In one of his letters to Sir Stratford Canning he reveals the secret of much of his power when he says, “I believe weakness and irresolution are on the whole the worst faults that statesmen can have. A man of energy may make a wrong decision but, like a strong horse that carries you rashly into a quagmire, he brings you by his sturdiness out on the other side.” Looking back on his career, it is hard to find one single stroke of his policy that can be justified by history, with the exception of the support he generously gave to the cause of Italian unity. The cornerstone of his policy in his last administrations was the Anglo-French alliance, and its worthlessness was attested not only by the enormous military expenditure which Palmerston himself extorted from the people to ward off a French invasion, but by the fact that the alliance itself always broke down to the disadvantage of England, whenever a strain was put upon it. His sympathy with democracy abroad brought him no credit, for it was insincere. It was displayed mainly in order to keep the Radical party quiet when the people began to demand reforms at home. His most wonderful practical achievement was that of reconciling both Tories and Radicals to the political supremacy of the extremely moderate Liberals—the Liberals who had been rendered Conservatives by the prosperity which Free Trade had conferred upon them.

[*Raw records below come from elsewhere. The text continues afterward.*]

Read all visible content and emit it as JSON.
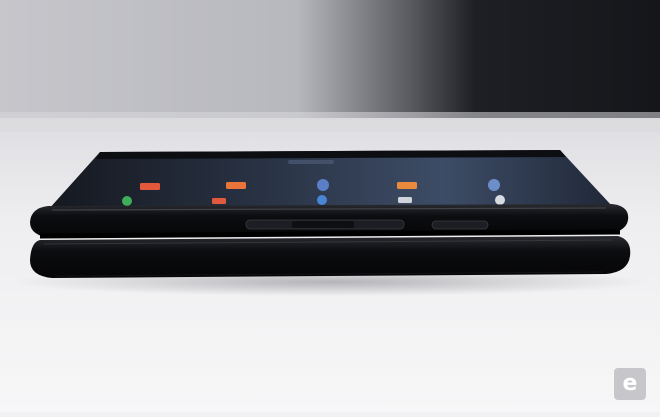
{
  "photo": {
    "subject": "foldable-phone-folded-side-view",
    "colors": {
      "background_light": "#c9c9cd",
      "background_dark": "#1b1c21",
      "table": "#efeff1",
      "phone_body": "#0b0c0f",
      "screen": "#1f2a3a"
    }
  },
  "watermark": {
    "brand": "engadget",
    "glyph": "e"
  }
}
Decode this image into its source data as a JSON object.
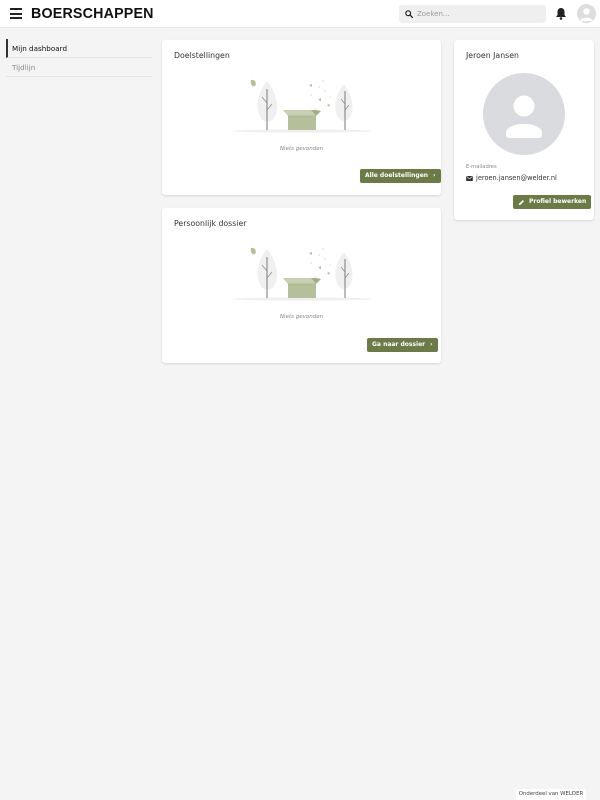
{
  "header": {
    "logo": "BOERSCHAPPEN",
    "search_placeholder": "Zoeken...",
    "icons": [
      "menu-icon",
      "search-icon",
      "bell-icon",
      "user-avatar"
    ]
  },
  "sidebar": {
    "items": [
      {
        "label": "Mijn dashboard",
        "active": true
      },
      {
        "label": "Tijdlijn",
        "active": false
      }
    ]
  },
  "goals": {
    "title": "Doelstellingen",
    "empty_text": "Niets gevonden",
    "button_label": "Alle doelstellingen"
  },
  "dossier": {
    "title": "Persoonlijk dossier",
    "empty_text": "Niets gevonden",
    "button_label": "Ga naar dossier"
  },
  "profile": {
    "name": "Jeroen Jansen",
    "email_label": "E-mailadres",
    "email": "jeroen.jansen@welder.nl",
    "edit_label": "Profiel bewerken"
  },
  "footer": {
    "text": "Onderdeel van WELDER"
  },
  "colors": {
    "accent": "#6c7a47",
    "background": "#f4f4f4",
    "illustration": "#b6bf9c"
  }
}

His cleverness in selecting serviceable subordinates, his personal loyalty to them, his geniality and cheerfulness, his singular gift of managing the House of Commons, all contributed to consolidate his influence in the country. His power over the House of Commons was probably greater than Peel’s. He knew, as if by instinct, in any emergency the kind of argument that was sure to tell on that Assembly. He ruled it through its foibles, its prejudices, and its impulses. He could adapt his style to every passing mood of its fickle temper, and alike in jest and earnest he was always on the level of its standard of good taste and fine feeling.